The buddy system also lives up to its name – giving your new employee a friend! A recent survey showed that almost 50% of people in the workplace found having a work buddy made them happier! Not only do relationships make people happier, but they also make them more motivated and productive.
Healthcare teams now use a variety of technology to chart, improve organization, communication, collaboration, engagement and compliance just to name a few. While the goal is to have interoperable systems, no matter what your team uses, getting team members trained on the functionality and benefits of any technology in place is a key part of their onboarding journey.
Technology is also a key piece to the retention puzzle. With industries across the globe embracing digital transformation, technology is changing how we work and communicate with each other, and ideally, should support a better work-life balance.
The current staff shortages crisis is a great reason to get your new hire using the technology available to them to automate manual tasks and processes, allowing them to better focus on learning their role and on those in their care.
Onboarding doesn’t end after 90 days.

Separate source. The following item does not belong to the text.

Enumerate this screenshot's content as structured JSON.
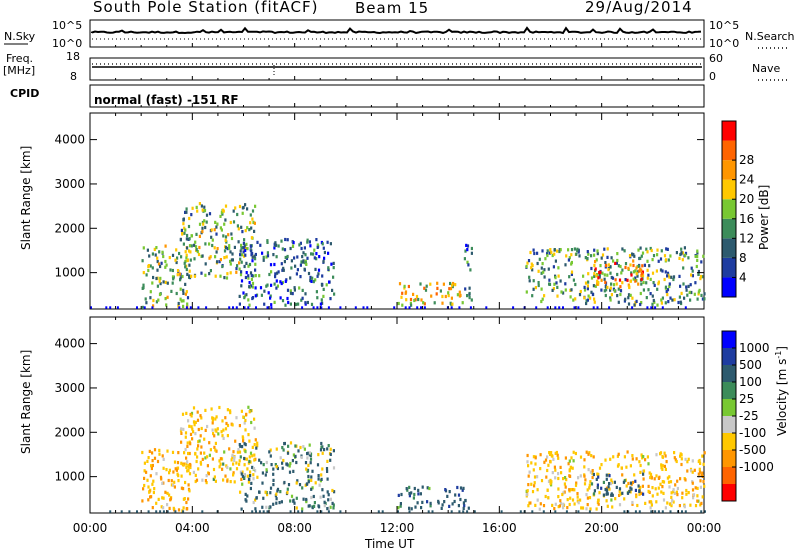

While special attention needs to be paid during this initial period (20% of all staff turnover happens in the first 45 days) keeping employees engaged through programs, incentives and feedback is crucial to maintaining a happy workforce.
Whether it’s pulse check surveys, all-staff meetings or simply sending weekly shout-outs and congratulations to team members, focusing on employee engagement is one of the keys to successful recruitment and retention.
Staff shortages: continuing to navigate the crisis
Now more than ever, a structured and effective onboarding process is critical to healthcare organizations. Organizations with strong onboarding processes are shown to improve new hire retention by 82%. By looking at the time as not just a checklist, but as time to engage and acclimate, staff turnover is reduced, employees are happier and more engaged, and most importantly, residents are better cared for.